悲劇の姉弟 蝉丸
- 番長

- 2020年6月25日
- 読了時間: 2分
更新日:2021年5月2日
こんにちは。
いぬきさんからバトンを受け継ぎました、番長です。
先日お散歩がてら、奈良きたまちにある般若寺に行ってきました。
このお寺は「コスモス寺」とも呼ばれていて、境内にコスモスなどたくさんの花が咲いていることで有名なお寺です。
今の時期は紫陽花も咲いていて、とっても綺麗でした。


さて、今回私が語らせていただくのは、能「蝉丸」です。
蝉丸は、私が能の中で、ストーリーにおいても謡や言葉の美しさにおいても、最も好きだと思う曲です。
「蝉丸」という名前ですが、シテは逆髪という女性です。
蝉丸は逆髪の弟で、能の中では大抵ツレとして登場します。
逆髪と蝉丸は二人ともとても高貴な生まれにも関わらず、逆髪は名の通り逆立つ髪、蝉丸は盲目というハンディをそれぞれ抱えていたことで、花の都を泣く泣く離れ、賤しい流浪の身となってしまいます。
そしてその二人が偶然にも逢坂山(あふさかやま)で再会。
二人は思わぬ再会を喜び、互いの境遇を嘆き合います。
苦しみを分かち合える二人が再会し、手を取り合って共に生きていくのかと思いきや、二人は別れ、別々の道を歩んでいきます。

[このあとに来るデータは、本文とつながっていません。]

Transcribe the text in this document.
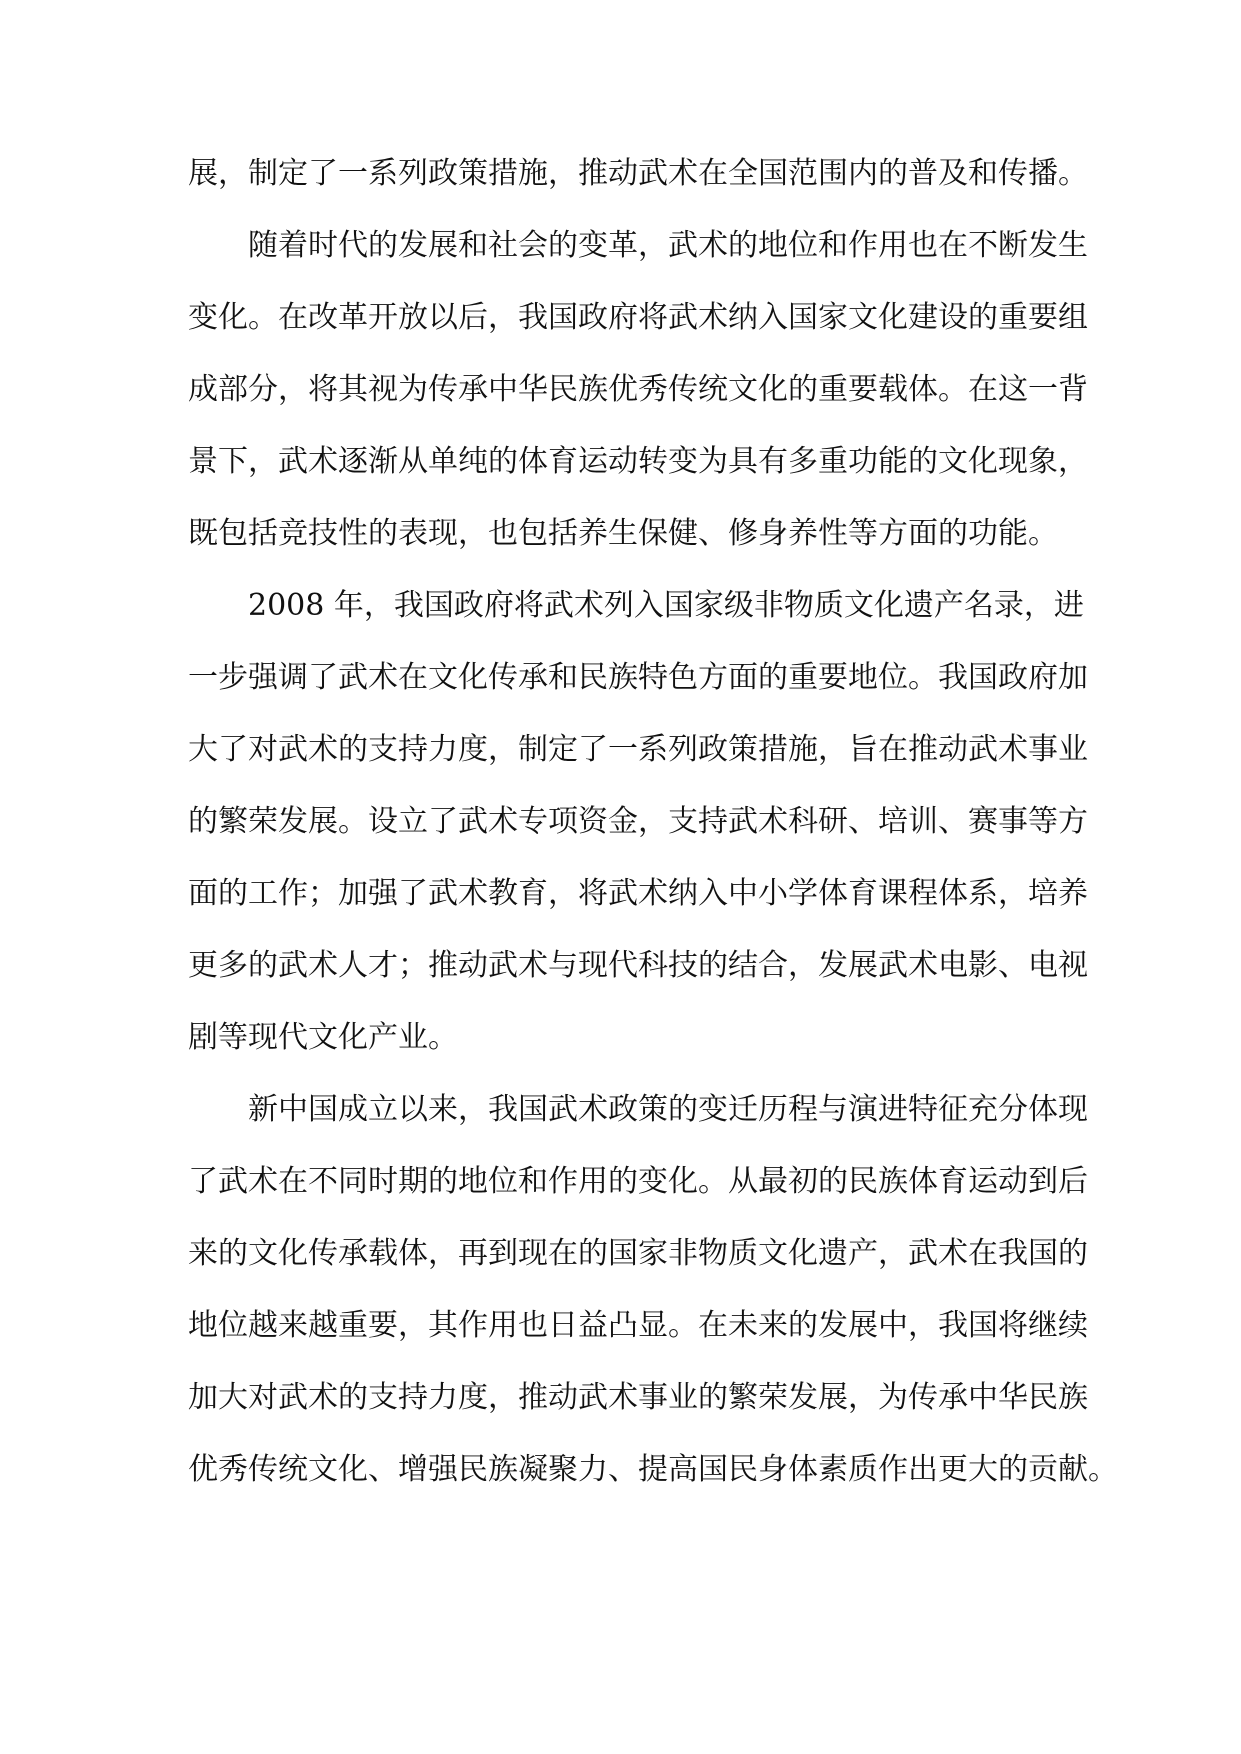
展，制定了一系列政策措施，推动武术在全国范围内的普及和传播。
随着时代的发展和社会的变革，武术的地位和作用也在不断发生
变化。在改革开放以后，我国政府将武术纳入国家文化建设的重要组
成部分，将其视为传承中华民族优秀传统文化的重要载体。在这一背
景下，武术逐渐从单纯的体育运动转变为具有多重功能的文化现象，
既包括竞技性的表现，也包括养生保健、修身养性等方面的功能。
2008 年，我国政府将武术列入国家级非物质文化遗产名录，进
一步强调了武术在文化传承和民族特色方面的重要地位。我国政府加
大了对武术的支持力度，制定了一系列政策措施，旨在推动武术事业
的繁荣发展。设立了武术专项资金，支持武术科研、培训、赛事等方
面的工作；加强了武术教育，将武术纳入中小学体育课程体系，培养
更多的武术人才；推动武术与现代科技的结合，发展武术电影、电视
剧等现代文化产业。
新中国成立以来，我国武术政策的变迁历程与演进特征充分体现
了武术在不同时期的地位和作用的变化。从最初的民族体育运动到后
来的文化传承载体，再到现在的国家非物质文化遗产，武术在我国的
地位越来越重要，其作用也日益凸显。在未来的发展中，我国将继续
加大对武术的支持力度，推动武术事业的繁荣发展，为传承中华民族
优秀传统文化、增强民族凝聚力、提高国民身体素质作出更大的贡献。
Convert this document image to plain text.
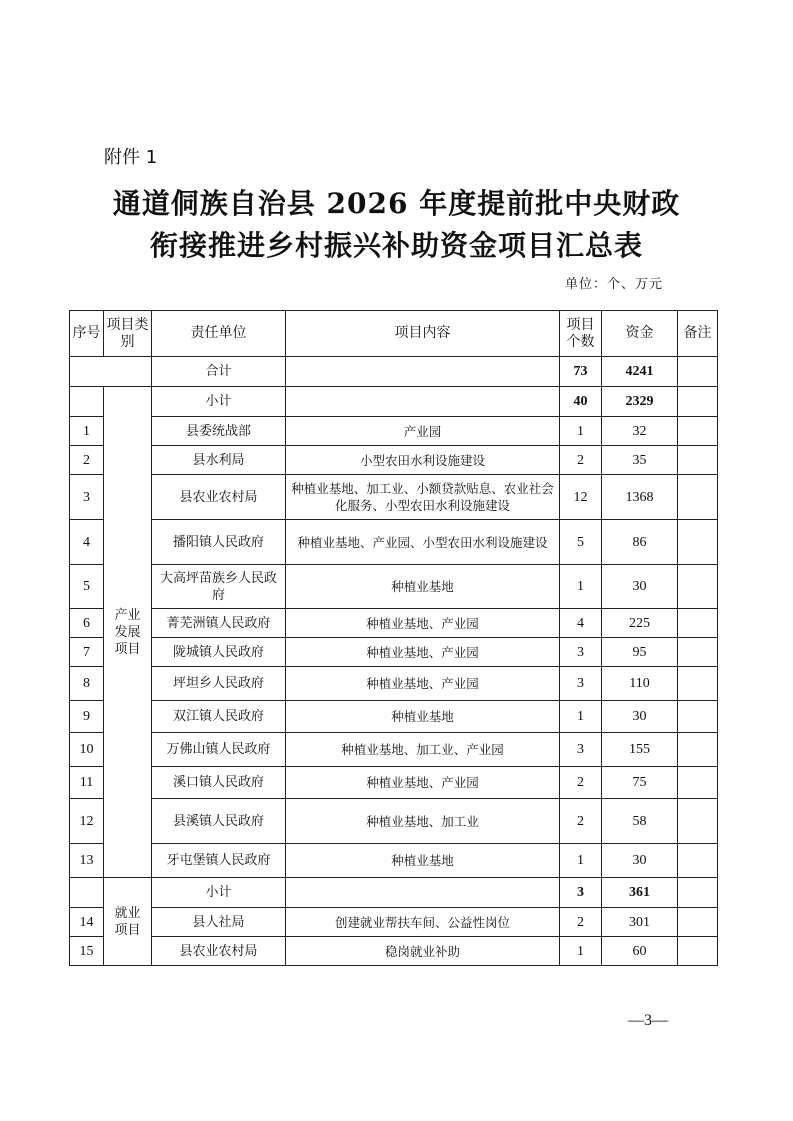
附件 1
通道侗族自治县 2026 年度提前批中央财政
衔接推进乡村振兴补助资金项目汇总表
单位：个、万元
序号	项目类别	责任单位	项目内容	项目个数	资金	备注
		合计		73	4241	

	产业发展项目	小计		40	2329	
1		县委统战部	产业园	1	32	
2		县水利局	小型农田水利设施建设	2	35	
3		县农业农村局	种植业基地、加工业、小额贷款贴息、农业社会化服务、小型农田水利设施建设	12	1368	
4		播阳镇人民政府	种植业基地、产业园、小型农田水利设施建设	5	86	
5		大高坪苗族乡人民政府	种植业基地	1	30	
6		菁芜洲镇人民政府	种植业基地、产业园	4	225	
7		陇城镇人民政府	种植业基地、产业园	3	95	
8		坪坦乡人民政府	种植业基地、产业园	3	110	
9		双江镇人民政府	种植业基地	1	30	
10		万佛山镇人民政府	种植业基地、加工业、产业园	3	155	
11		溪口镇人民政府	种植业基地、产业园	2	75	
12		县溪镇人民政府	种植业基地、加工业	2	58	
13		牙屯堡镇人民政府	种植业基地	1	30	

	就业项目	小计		3	361	
14		县人社局	创建就业帮扶车间、公益性岗位	2	301	
15		县农业农村局	稳岗就业补助	1	60	
—3—
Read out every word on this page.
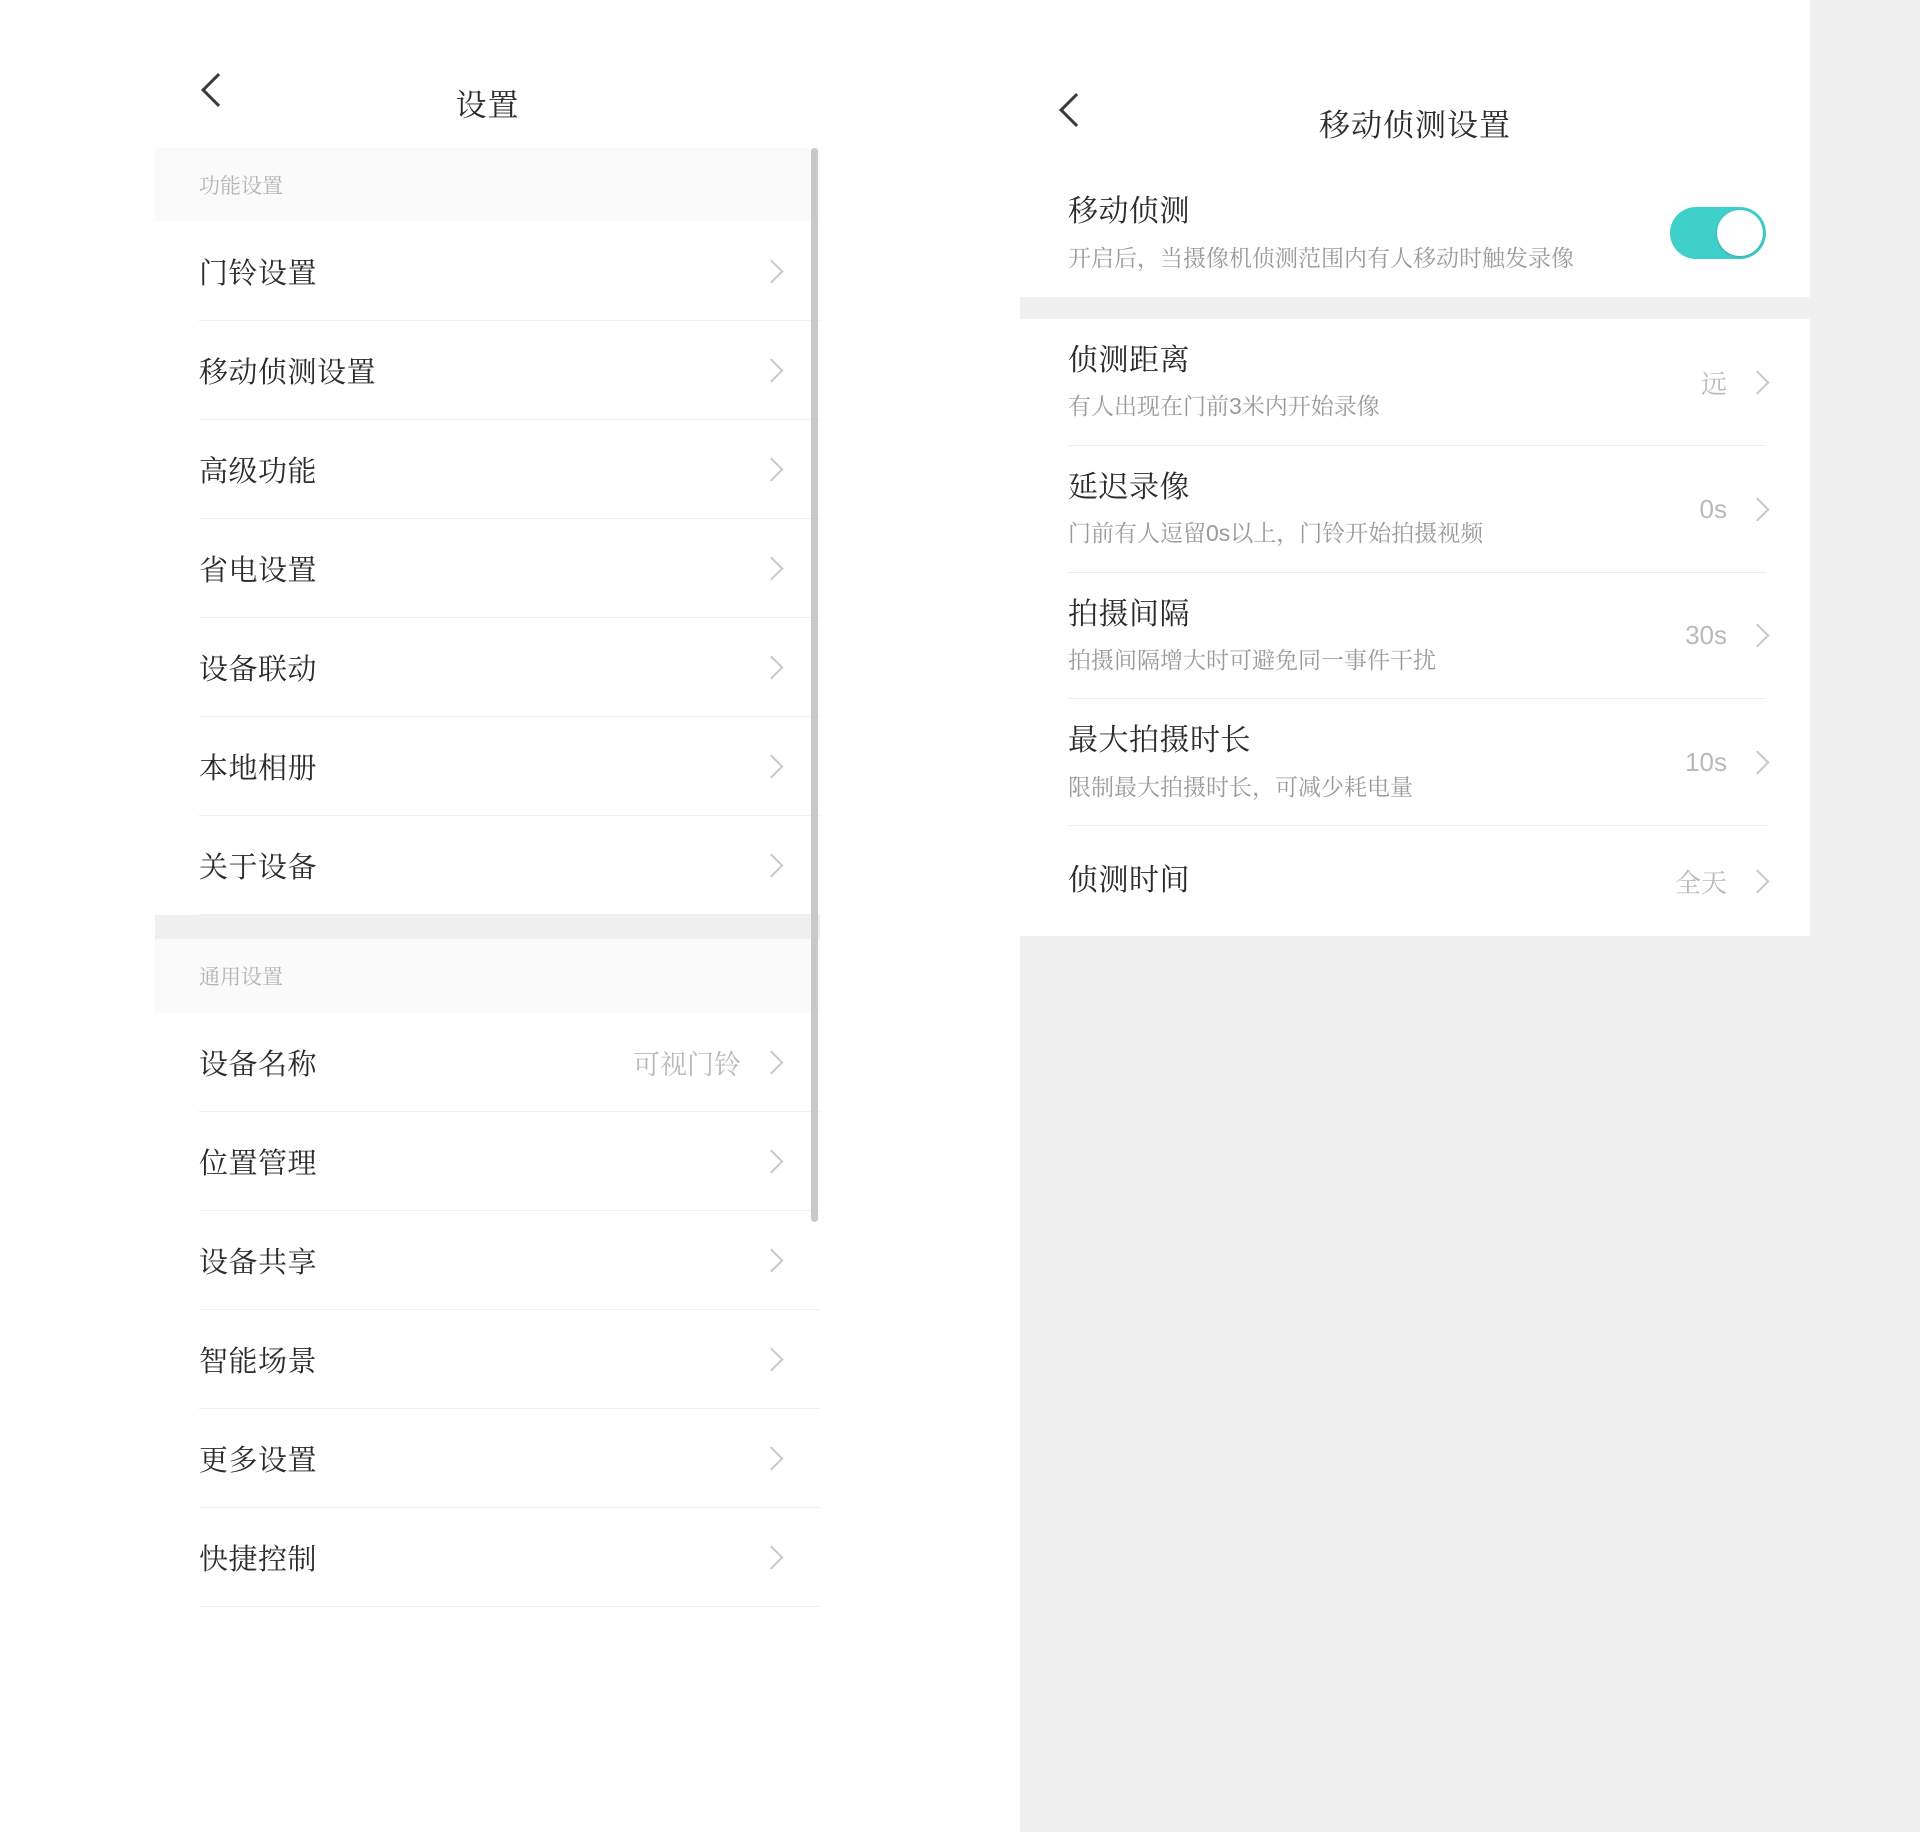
设置
功能设置
门铃设置
移动侦测设置
高级功能
省电设置
设备联动
本地相册
关于设备
通用设置
设备名称	可视门铃
位置管理
设备共享
智能场景
更多设置
快捷控制
移动侦测设置
移动侦测
开启后，当摄像机侦测范围内有人移动时触发录像
侦测距离
有人出现在门前3米内开始录像
远
延迟录像
门前有人逗留0s以上，门铃开始拍摄视频
0s
拍摄间隔
拍摄间隔增大时可避免同一事件干扰
30s
最大拍摄时长
限制最大拍摄时长，可减少耗电量
10s
侦测时间	全天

逢坂山を舞台に、高貴な姉弟の悲劇と離別を描いた、終始悲哀に満ちたお話です。
でも私にとって逆髪と蝉丸はただ悲しみだけを湛えた人物ではありません。
悲しい運命を背負いながらもその運命から逃れようとせず、自分の運命と向き合う強さと健気さを持った人物です。
二人が共に生きることを選ばなかったのが、それを示していると思っています。
いかにその身が落ちぶれようとも、醜く荒れ果てた姿になろうとも、随所からみえる彼らの心の清らかさが、私はとても好きです。
(あくまで個人の解釈・感想です!)
この「蝉丸」、なかなか上演されない比較的珍しい演目なので、私もまだ1回しか観たことがありません。
もしお近くの能楽堂で上演される機会があれば、滅多にないチャンスですよ!
詞一つ一つがとても美しい曲なので、蝉丸を知らない方は是非そこにも注目して観てみてください。